Minggu libur, Senin, Selasa, Rabu, Kamis, dan Jumat kerja, Sabtu libur lagi. Wah, terasa hasil keringat kerja selama 5 hari.

Membumi dengan naik KA Ekonomi seperti kata adik kelasku di Medan, terasa sangat mengasyikkan. Walaupun kadang pulang naik KA AC Ekonomi dengan harapan "mudah2an tidak padat seperti paginya".

Kelas Ekonomi selalu identik dengan Angin Celebuk (AC), asap rokok, dan bau2an (keringat, ketex, dll). Namun interaksinya itu ...bok. Tak ada yang sanggup mengalahkan. Mungkin kalo mau jadi manusia macam apapun bisa liat contohnya di KA Eko. Mau manusia yang manusiawi, yang hewani, surgawi, duniawi, kimiawi, samawi, dan wi-wi lainnya, ada contoh barangnya.
Mau yang ter-mehek2, ter-gila2 benaran, ter-pinggirkan, dan ter- lainnya, pasti ada brur.

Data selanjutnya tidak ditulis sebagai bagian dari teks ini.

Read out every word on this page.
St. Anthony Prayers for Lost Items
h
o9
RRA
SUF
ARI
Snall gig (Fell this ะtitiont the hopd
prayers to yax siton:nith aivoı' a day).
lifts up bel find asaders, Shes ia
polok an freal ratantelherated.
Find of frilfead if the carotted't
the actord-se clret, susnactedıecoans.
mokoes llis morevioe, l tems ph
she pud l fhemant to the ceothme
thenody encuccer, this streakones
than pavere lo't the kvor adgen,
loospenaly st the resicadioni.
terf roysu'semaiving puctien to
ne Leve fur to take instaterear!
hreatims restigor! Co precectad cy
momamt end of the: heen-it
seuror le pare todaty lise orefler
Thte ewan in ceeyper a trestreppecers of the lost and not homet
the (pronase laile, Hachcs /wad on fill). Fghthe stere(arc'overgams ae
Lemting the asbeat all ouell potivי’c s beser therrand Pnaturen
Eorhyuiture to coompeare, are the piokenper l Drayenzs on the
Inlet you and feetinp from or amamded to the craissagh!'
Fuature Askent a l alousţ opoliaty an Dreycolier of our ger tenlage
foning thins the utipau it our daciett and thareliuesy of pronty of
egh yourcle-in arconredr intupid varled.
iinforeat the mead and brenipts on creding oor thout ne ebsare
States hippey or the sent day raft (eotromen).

Tepatlah ujar2 tetua dan senior dunia kita, sekolah yang benar itu yah lingkungan. semua contoh dan praktek ada. Jadi kalo mau liat Indonesia dalam miniatur perilaku, budaya, ekonomi dan sosialita yah tepatnya di lingkungan satu ini yang penuh interaksi.

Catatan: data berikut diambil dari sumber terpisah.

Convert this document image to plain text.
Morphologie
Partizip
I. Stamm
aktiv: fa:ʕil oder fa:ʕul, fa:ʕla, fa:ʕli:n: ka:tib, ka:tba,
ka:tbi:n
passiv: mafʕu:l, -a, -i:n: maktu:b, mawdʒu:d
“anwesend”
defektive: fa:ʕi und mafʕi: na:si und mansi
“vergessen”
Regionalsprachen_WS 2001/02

Semua dapat dipelajari dan diobservasi. Mulai dari depan s/d belakang, bersih s/d kotor, sehat s/d sakit, sempurna s/d cacat, rajin s/d malas, baik s/d jahat.

Kalo dikatain bahwa rakyat Indonesia pintar, tukang sandiwara, tukang rekayasa, cerdik, cerdas, dll yang canggih dan top,.....yah tidak salah juga. Susah dibedakan antara: beli karcis dengan tidak beli karcis, copet dengan bukan copet, cacat dengan sempurna, bahkan laki2 dengan perempuan???! Sangat kreatif! Inovatif! Atraktif!

Tapi semua itu buyar bila sudah masuk lingkungan kantor. Hampir bertolak belakang. Banyak perilaku karena rutinitas birokrasi, sungkan dan takut, pendek akal, lelet, dll yang tidak kreatif, tidak inovatif, dan tidak atraktif.

Ahhhhh.....perilaku melayu....kata orang2 yang merasa superior dan malu. Apa emang salahnya melayu....sampe dikonotasikan dengan perilaku buruk2 tsb?

Pernahkah, kita semua sadari dan pahami bahwa menghakimi seseorang adalah suatu pembunuhan perilaku kreatif, inovatif dan atraktif. Bagaimana mau berkembang bila awal2 udah dihakimi dan dicap negatif, buruk dan tidak bisa atau mau berkembang lebih baik.

Camkanlah...suara2 di padang gurun ini:
Bagi yang masih bisa marah, marahlah
Bagi yang masih bisa tertawa, tertawalah
Bagi yang masih bisa bekerja, kerjalah
Bagi yang masih bisa berkarya, berkaryalah
Bagi yang masih bisa melayani, layanilah.

Pesan moral: Kalo punya waktu berharga untuk melakukan yang terbaik dari 5 upaya di atas, yah lakukanlah....jangan ngurusin upaya orang lain apalgi sampai menghakimi. Apa hak Anda?

Jadi isi hidup Anda dengan yang terbaik, dan selingi dengan mengisi dengan hal2 yang menyegarkan raga, jiwa, dan rohani Anda.